How would you go about connecting this with what you say above about meeting people where they are, outside the c/Church?
Posted by: Demas | 18 July 2006
I think I'd agree that you shouldn't start with belief. The job of the Church is not to persuade people of its beliefs - and then they will join! Those who join do so because of people they admire, the sense that they could develop aspects of themselves, etc.
Meeting people where they are is before even this. It's certainly not about belief, and it's not yet about belonging, just about starting the conversations.
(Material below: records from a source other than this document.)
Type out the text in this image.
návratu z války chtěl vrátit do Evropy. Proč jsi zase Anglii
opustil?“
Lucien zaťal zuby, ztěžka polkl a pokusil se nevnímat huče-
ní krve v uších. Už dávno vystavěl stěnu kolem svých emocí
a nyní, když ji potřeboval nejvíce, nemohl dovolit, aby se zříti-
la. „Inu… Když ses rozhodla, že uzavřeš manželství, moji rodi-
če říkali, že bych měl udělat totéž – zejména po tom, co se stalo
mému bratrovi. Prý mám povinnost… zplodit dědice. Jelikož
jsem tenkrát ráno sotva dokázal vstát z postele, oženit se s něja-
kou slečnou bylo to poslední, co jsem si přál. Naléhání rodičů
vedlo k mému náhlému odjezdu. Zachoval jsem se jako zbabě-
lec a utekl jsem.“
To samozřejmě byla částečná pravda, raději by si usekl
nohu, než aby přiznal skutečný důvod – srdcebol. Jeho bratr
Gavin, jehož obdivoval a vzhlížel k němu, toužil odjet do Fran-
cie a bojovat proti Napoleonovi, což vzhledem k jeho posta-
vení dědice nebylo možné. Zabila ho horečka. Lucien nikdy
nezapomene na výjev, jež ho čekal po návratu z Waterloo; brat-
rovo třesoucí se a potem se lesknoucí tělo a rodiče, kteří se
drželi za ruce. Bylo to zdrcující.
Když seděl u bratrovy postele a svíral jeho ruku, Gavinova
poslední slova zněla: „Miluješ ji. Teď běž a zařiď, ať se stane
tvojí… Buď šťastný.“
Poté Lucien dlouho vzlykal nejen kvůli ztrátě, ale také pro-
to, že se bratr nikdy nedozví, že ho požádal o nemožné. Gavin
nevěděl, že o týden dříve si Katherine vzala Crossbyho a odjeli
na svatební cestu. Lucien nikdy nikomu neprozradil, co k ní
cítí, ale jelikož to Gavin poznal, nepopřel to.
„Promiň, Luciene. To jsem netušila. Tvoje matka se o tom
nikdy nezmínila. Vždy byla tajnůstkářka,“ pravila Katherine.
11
You can't go around trying to have an effect on people. Most evangelism does this. It targets certain groups - do you want to be targetted? Sometimes it seeks to persuade, other times to wheedle, trick, cajole, flatter or anything just so long as people will start coming to church.
This is as doomed as every telesales person that calls my number. I think we must forget trying to peddle the stuff we think we know, and start trying to appreciate the stuff 'they' know.
Posted by: Stuart Jenkins | 19 July 2006
Yes, I agree.
I suppose what I am reacting to is a sense that 'belonging before believing' is sometimes hijacked into meaning 'join our group because we're nice, we'll tell you the rules later' which I am seeing in some of the Emergent stuff.
Take this emergent group for example: Small Boat Big Sea (http://www.smallboatbigsea.org/). From their website I can't tell who they are; it's a request for belonging ("Come join us! We're nice!") without the conversation first. (And what conversation there is is in code - "Participants will be invited to join a community ... who listen to God’s Word"?)
And without the conversation I can't tell whether they really want me to join, and on what conditions. Will they accept me if I'm gay? A bricklayer? A grandmother? A tax collector?